The pub has a wonderful atmosphere and the staff were very friendly. Keith and I both had roast lunches for £5.50 each and they were worth every penny. A must if you want a place to eat.
After lunch we walked to the home of Erasmus Darwin who was born 12 December 1731 and died 18 April 1802. His home tells of his life, loves and how he made us who we are today. He had an incredible insight in physics, chemistry, geology, meteorology and all aspects of biology. The house and garden is free to visit this year.
The garden has box hedging and Solidago, commonly known as Goldenrod.
Both reminded me of the place where my Gran was in service. When ever I used to visit her, I would play in the courtyard veggie garden which had box hedges and lots of Goldenrod. The smell bought back so many memories of that garden and my Gran.
Having done the history tour, we walked back into the city to buy a few food items and some more fairy lights for the back cabin. I know not very traditional, but I don't care, I love them and being solar panelled it saves on the electric. We then walked to the bus station to wait for the bus back to the boat.

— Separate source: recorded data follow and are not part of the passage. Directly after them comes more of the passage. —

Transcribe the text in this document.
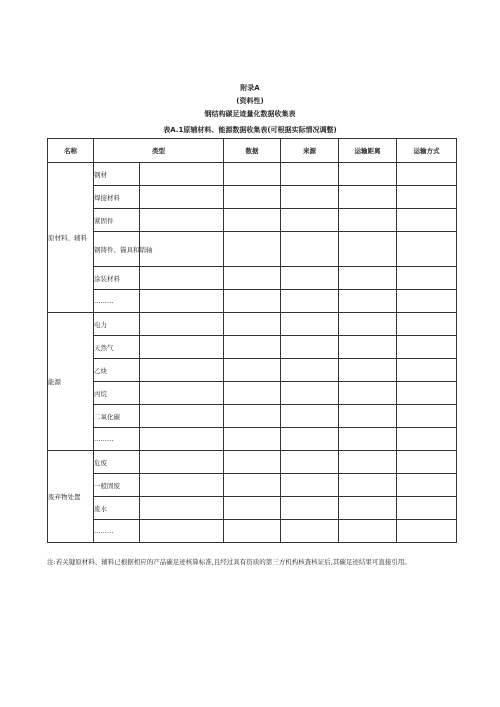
附录A
(资料性)
钢结构碳足迹量化数据收集表
表A.1原辅材料、能源数据收集表(可根据实际情况调整)
名称	类型		数据	来源	运输距离	运输方式
原材料、辅料	钢材					
	焊接材料					
	紧固件					
	钢铸件、锚具和销轴					
	涂装材料					
	………					
能源	电力					
	天然气					
	乙炔					
	丙烷					
	二氧化碳					
	………					
废弃物处置	危废					
	一般固废					
	废水					
	………					
注:若关键原材料、辅料已根据相应的产品碳足迹核算标准,且经过具有资质的第三方机构核查核证后,其碳足迹结果可直接引用。
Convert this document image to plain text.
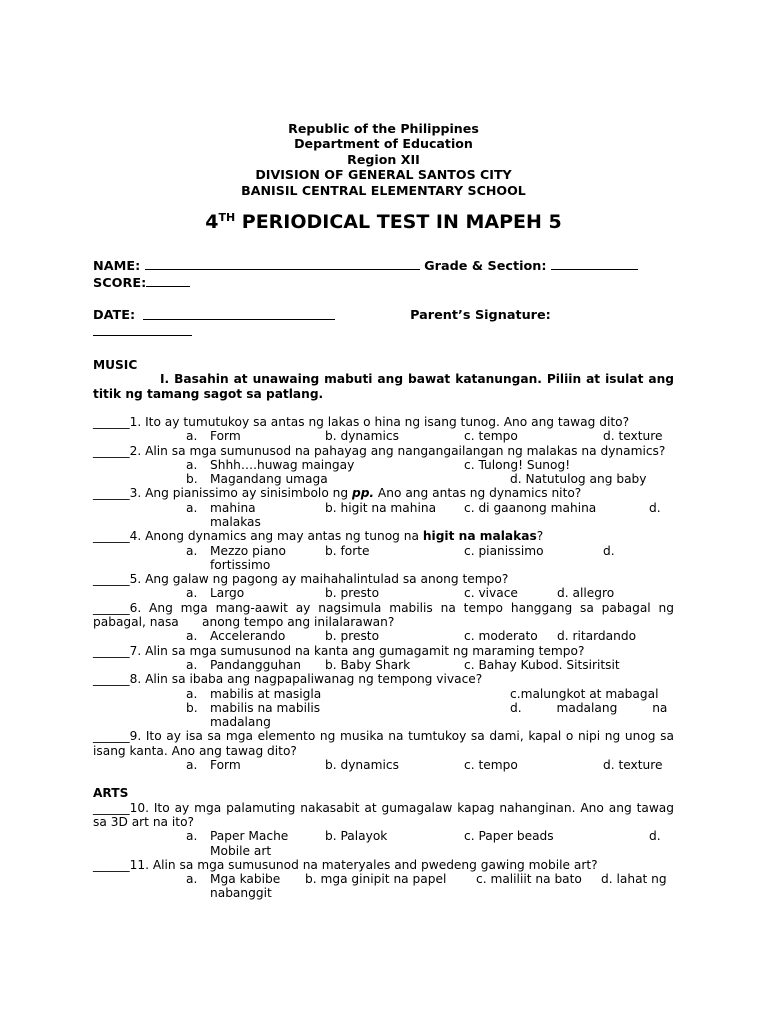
Republic of the Philippines
Department of Education
Region XII
DIVISION OF GENERAL SANTOS CITY
BANISIL CENTRAL ELEMENTARY SCHOOL
4TH PERIODICAL TEST IN MAPEH 5
NAME:	Grade & Section:
SCORE:
DATE:	Parent’s Signature:
MUSIC
I. Basahin at unawaing mabuti ang bawat katanungan. Piliin at isulat ang titik ng tamang sagot sa patlang.
______1. Ito ay tumutukoy sa antas ng lakas o hina ng isang tunog. Ano ang tawag dito?
a.	Form	b. dynamics	c. tempo	d. texture
______2. Alin sa mga sumunusod na pahayag ang nangangailangan ng malakas na dynamics?
a.	Shhh….huwag maingay	c. Tulong! Sunog!
b.	Magandang umaga	d. Natutulog ang baby
______3. Ang pianissimo ay sinisimbolo ng pp. Ano ang antas ng dynamics nito?
a.	mahina	b. higit na mahina	c. di gaanong mahina	d.
malakas
______4. Anong dynamics ang may antas ng tunog na higit na malakas?
a.	Mezzo piano	b. forte	c. pianissimo	d.
fortissimo
______5. Ang galaw ng pagong ay maihahalintulad sa anong tempo?
a.	Largo	b. presto	c. vivace	d. allegro
______6. Ang mga mang-aawit ay nagsimula mabilis na tempo hanggang sa pabagal ng pabagal, nasa      anong tempo ang inilalarawan?
a.	Accelerando	b. presto	c. moderato	d. ritardando
______7. Alin sa mga sumusunod na kanta ang gumagamit ng maraming tempo?
a.	Pandangguhan b. Baby Shark	c. Bahay Kubod. Sitsiritsit
______8. Alin sa ibaba ang nagpapaliwanag ng tempong vivace?
a.	mabilis at masigla	c.malungkot at mabagal
b.	mabilis na mabilis	d.         madalang         na
madalang
______9. Ito ay isa sa mga elemento ng musika na tumtukoy sa dami, kapal o nipi ng unog sa isang kanta. Ano ang tawag dito?
a.	Form	b. dynamics	c. tempo	d. texture
ARTS
______10. Ito ay mga palamuting nakasabit at gumagalaw kapag nahanginan. Ano ang tawag sa 3D art na ito?
a.	Paper Mache	b. Palayok	c. Paper beads	d.
Mobile art
______11. Alin sa mga sumusunod na materyales and pwedeng gawing mobile art?
a.	Mga kabibe b. mga ginipit na papel	c. maliliit na bato	d. lahat ng
nabanggit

We arrived back at the boat, to find the rag rugs in the back cabin in a heap, Paddy and Marmite had clearly been partying whilst we were gone, but nevertheless were very pleased to see us, because Paddy was sat in the back cabin tail wagging and doing his funny yodelling, which is always does when he is happy to see us. Marmite meowed until we took notice of her, if I did not know better I would say she was trying to tell us all about her day, either that or how annoyed she was that we had left her alone with Paddy.
I have had the most wonderful day out and will spend the rest of the day with feet up and the TV on, well that is until the animals need feeding and of course we will need our dinner.